The defendant's contention that various remarks made by the prosecutor during the opening statement and the summation were improper and deprived him of a fair trial is unpreserved for appellate review ( seeCPL 470.05[2] ). In any event, while some of the comments would have been better left unsaid, the defendant was not deprived of a fair trial thereby, and any other error in this regard was harmless in light of the overwhelming evidence of the defendant's guilt, and the fact that there is no significant probability that the comments contributed to the defendant's conviction ( see People v. Crimmins, 36 N.Y.2d 230, 241–242, 367 N.Y.S.2d 213, 326 N.E.2d 787).

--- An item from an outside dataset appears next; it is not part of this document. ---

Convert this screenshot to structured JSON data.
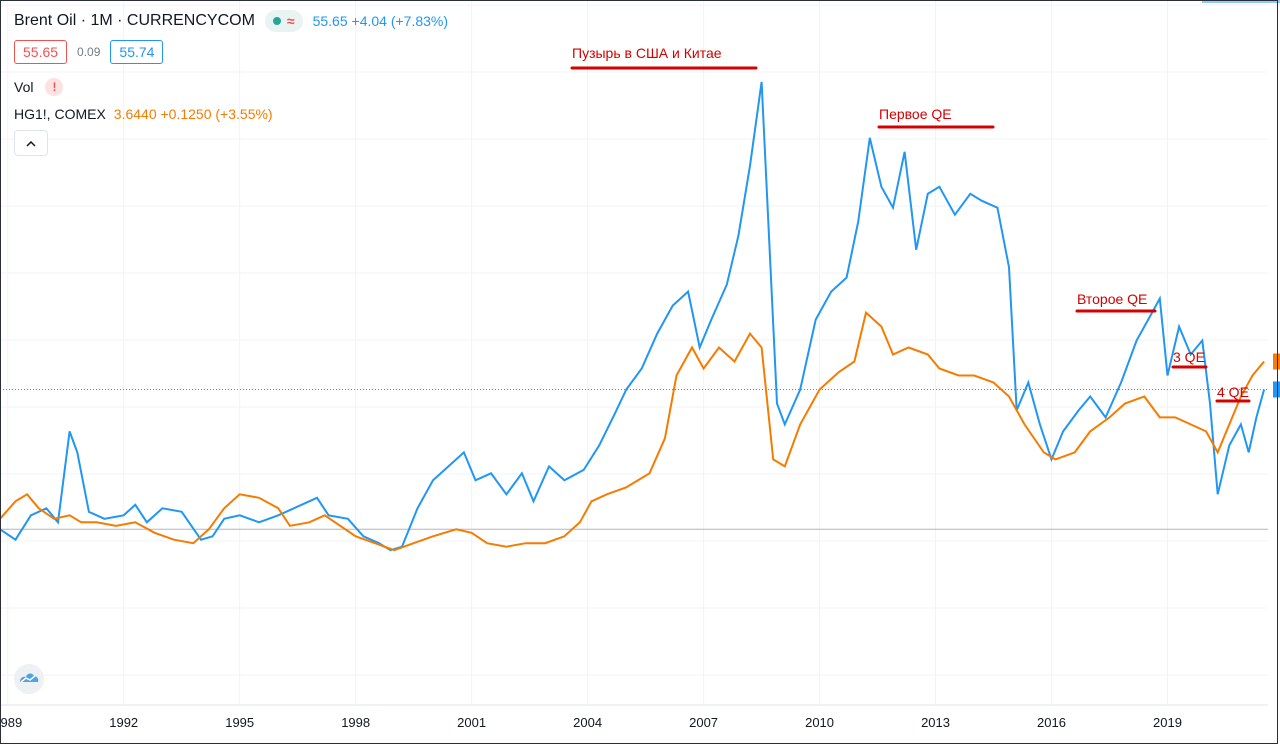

The defendant's contention that the Supreme Court improperly failed to conduct a hearing to determine the proper amount of restitution is unpreserved for appellate review ( seeCPL 470.05[2]; People v. Horne, 97 N.Y.2d 404, 414 n. 3, 740 N.Y.S.2d 675, 767 N.E.2d 132; People v. Harris, 72 A.D.3d 1110, 1112–1113, 900 N.Y.S.2d 137; People v. Baez, 52 A.D.3d 840, 859 N.Y.S.2d 375) and, in any event, without merit, since the Supreme Court properly made a finding of the amount of actual loss sustained by the victims, based upon sufficient evidence in the record ( see People v. Kim, 91 N.Y.2d 407, 410–411, 671 N.Y.S.2d 420, 694 N.E.2d 421; People v. Harris, 72 A.D.3d at 1112, 900 N.Y.S.2d 137; People v. Lawson, 65 A.D.3d 1380, 885 N.Y.S.2d 621; People v. Charles, 309 A.D.2d 873, 874, 766 N.Y.S.2d 42). Similarly, the defendant's contention that the Supreme Court was required to determine his ability to pay is unpreserved for appellate review ( seeCPL 470.05[2] ), and, in any event, without merit ( see People v. Harris, 72 A.D.3d at 1112–1113, 900 N.Y.S.2d 137; People v. Henry, 64 A.D.3d 804, 807, 881 N.Y.S.2d 701).
The defendant's remaining contentions, including the remaining contentions raised in his supplemental pro se brief, are without merit.